15

I have this Cython code (simplified):

class Callback:
    async def foo(self):
        print('called')

cdef void call_foo(void* callback):
    print('call_foo')
    asyncio.wait_for(<object>callback.foo())

async def py_call_foo():
    call_foo(Callback())

async def example():
    loop.run_until_complete(py_call_foo())

What happens though: I get RuntimeWarning: coroutine Callback.foo was never awaited. And, in fact, it is never called. However, call_foo is called.

Any idea what's going on / how to get it to actually wait for Callback.foo to complete?


Extended version

In the example above some important details are missing: In particular, it is really difficult to get hold of return value from call_foo. The real project setup has this:

  1. Bison parser that has rules. Rules are given a reference to specially crafted struct, let's call it ParserState. This struct contains references to callbacks, which are called by parser when rules match.

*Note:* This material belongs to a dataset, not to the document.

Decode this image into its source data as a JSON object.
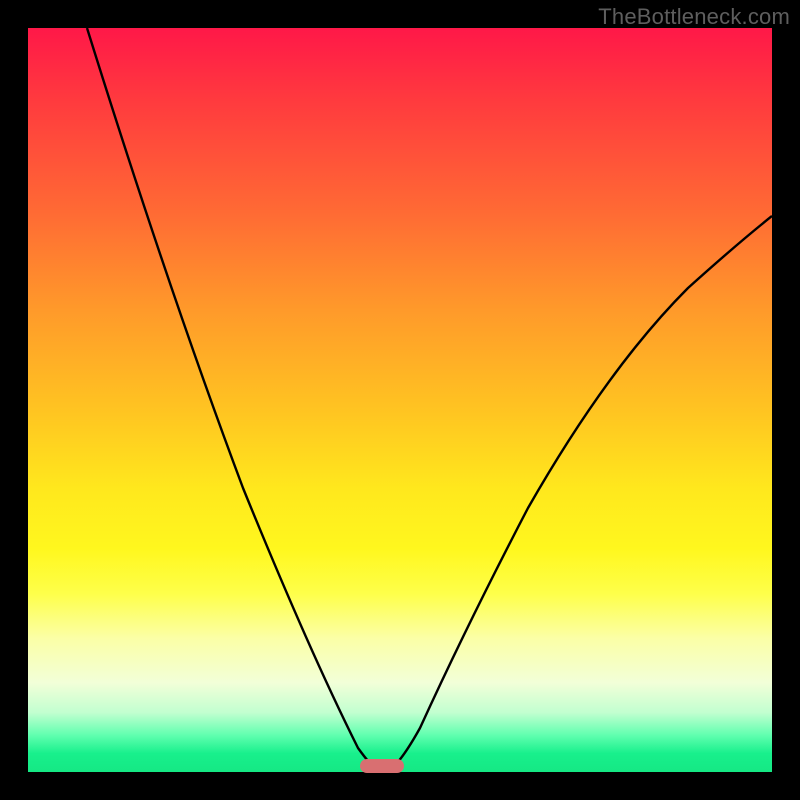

  2. In Cython code, there's a class, let's call it Parser, that users of the package are supposed to extend to make their custom parsers. This class has methods which then need to be called from callbacks of ParserState.

  3. Parsing is supposed to happen like this:

    async def parse_file(file, parser):
        cdef ParserState state = allocate_parser_state(
            rule_callbacks,
            parser,
            file,
        )
        parse_with_bison(state)
    

The callbacks are of a general shape:

ctypedef void(callback*)(char* text, void* parser)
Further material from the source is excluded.